Plants for shady gardens

Plants for shady gardens

Shady gardens can be beautiful. On blazing hot summer days, what could be better than a comfortable seat in the shade? Flower colours are softer in the darkness, and green foliage takes centre stage, creating a tranquil setting with just a hint of mystery.

How to choose plants for a shady garden

To make the most of a shady garden, don’t try to fight it. Sun-loving plants like lavender, roses and dahlias will look spindly and miserable in too much shade – not a recipe for a delightful garden.  Choosing plants for a shady garden calls for a change of viewpoint. Instead of brightly coloured flowers, use contrasting foliage colours and shapes to keep things interesting all year round.  Lacy ferns and tall grasses look sensational next to bold-leaved plants such as hostas.

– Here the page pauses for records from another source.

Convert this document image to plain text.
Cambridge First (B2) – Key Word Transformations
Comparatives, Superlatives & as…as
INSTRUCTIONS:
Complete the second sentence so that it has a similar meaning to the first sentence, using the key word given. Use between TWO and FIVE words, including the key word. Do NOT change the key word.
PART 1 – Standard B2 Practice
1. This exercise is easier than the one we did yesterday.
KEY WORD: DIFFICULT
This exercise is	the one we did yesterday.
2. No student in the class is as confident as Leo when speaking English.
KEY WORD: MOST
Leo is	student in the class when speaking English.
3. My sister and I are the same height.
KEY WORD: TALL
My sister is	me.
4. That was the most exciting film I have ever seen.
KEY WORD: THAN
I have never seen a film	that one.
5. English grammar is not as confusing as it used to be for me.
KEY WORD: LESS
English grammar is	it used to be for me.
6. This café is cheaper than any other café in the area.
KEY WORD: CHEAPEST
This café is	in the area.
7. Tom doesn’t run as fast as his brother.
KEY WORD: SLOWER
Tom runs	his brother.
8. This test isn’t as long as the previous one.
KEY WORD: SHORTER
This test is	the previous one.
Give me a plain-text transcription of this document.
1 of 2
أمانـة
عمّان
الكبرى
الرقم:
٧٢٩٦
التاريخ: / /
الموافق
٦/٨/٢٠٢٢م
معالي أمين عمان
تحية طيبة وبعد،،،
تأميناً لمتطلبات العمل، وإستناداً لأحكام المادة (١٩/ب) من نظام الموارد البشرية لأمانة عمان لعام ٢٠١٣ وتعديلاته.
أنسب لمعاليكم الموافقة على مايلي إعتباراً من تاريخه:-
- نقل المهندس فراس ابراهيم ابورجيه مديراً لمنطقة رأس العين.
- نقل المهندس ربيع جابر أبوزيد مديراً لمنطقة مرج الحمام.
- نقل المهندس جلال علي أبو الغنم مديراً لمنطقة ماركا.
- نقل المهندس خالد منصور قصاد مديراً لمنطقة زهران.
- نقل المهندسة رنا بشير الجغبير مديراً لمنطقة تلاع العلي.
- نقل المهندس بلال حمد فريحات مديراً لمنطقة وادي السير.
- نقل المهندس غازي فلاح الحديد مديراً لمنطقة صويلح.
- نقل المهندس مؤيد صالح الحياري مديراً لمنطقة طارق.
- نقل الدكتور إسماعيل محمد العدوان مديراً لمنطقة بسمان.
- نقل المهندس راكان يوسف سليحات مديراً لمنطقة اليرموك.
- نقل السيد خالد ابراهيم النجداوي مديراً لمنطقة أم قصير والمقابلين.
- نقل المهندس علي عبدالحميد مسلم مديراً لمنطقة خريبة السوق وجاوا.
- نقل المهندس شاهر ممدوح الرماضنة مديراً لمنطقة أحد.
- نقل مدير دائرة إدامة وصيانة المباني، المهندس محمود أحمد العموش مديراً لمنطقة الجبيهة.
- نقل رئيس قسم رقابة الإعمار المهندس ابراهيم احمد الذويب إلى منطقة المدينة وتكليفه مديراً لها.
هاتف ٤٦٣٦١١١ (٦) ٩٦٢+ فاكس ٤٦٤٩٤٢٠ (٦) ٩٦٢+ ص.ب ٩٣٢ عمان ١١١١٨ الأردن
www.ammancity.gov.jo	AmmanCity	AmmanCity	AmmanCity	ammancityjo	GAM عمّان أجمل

And if you crave colour, you can always add it through garden furniture or pots. Red and green are complementary colours, so a red pot will stand out vividly against a green background, while soft blues and mauves harmonise beautifully with dark green foliage.

Plants for dry shade

Even the sunniest garden is likely to have some dry shade under trees or near walls. This is the most robust area to plant anything in, but some plants will grow and even thrive under these conditions. To help your plants cope, dig in lots of well-rotted farmyard manure when planting, and mulch annually. Here are a few stalwarts for dry shade:

  • Aucuba japonica ‘Crotonifolia’ – a reliable evergreen shrub with yellow-spotted green leaves and bright red berries in winter.
  • Mahonia aquifolium – a large architectural shrub with holly-like dark green leaves and spires of sensationally scented yellow flowers in late winter, followed by dark blue berries which birds love.
  • Hellebores – the palmate evergreen leaves look good all year round, and the beautiful winter flowers are a bonus. 
  • Geranium macrorrhizum – an excellent groundcover plant with aromatic evergreen foliage and bright pink flowers in spring.
  • Dryopteris wallichiana – a deciduous fern with long, elegant bright-green fronds.
  • Epimediums – heart-shaped leaves and tiny, dainty flowers in spring.

Plants for damp shade

Reliably moist soil in the shade is the ideal situation for a whole range of gorgeous plants, even including a few with brightly coloured flowers. Here are a few to try:

  • Hostas – bold architectural leaves and lilac or white flower spires in summer. The thicker-leaved varieties are slightly less prone to slug and snail damage.
  • Astilbes – fern-like foliage and plumes of pink, red or white flowers in summer.
  • Primula japonica (Candelabra primula) – tall, upright flower spikes with brightly coloured flowers in summer.
  • Lamprocapnos spectabilis (previously Dicentra, also called Bleeding heart) – arching stems bear pretty locket-shaped pink flowers in spring.
  • Brunnera macrophylla – sprays of blue forget-me-not flowers in spring, and boldly variegated leaves that look good right through to late autumn.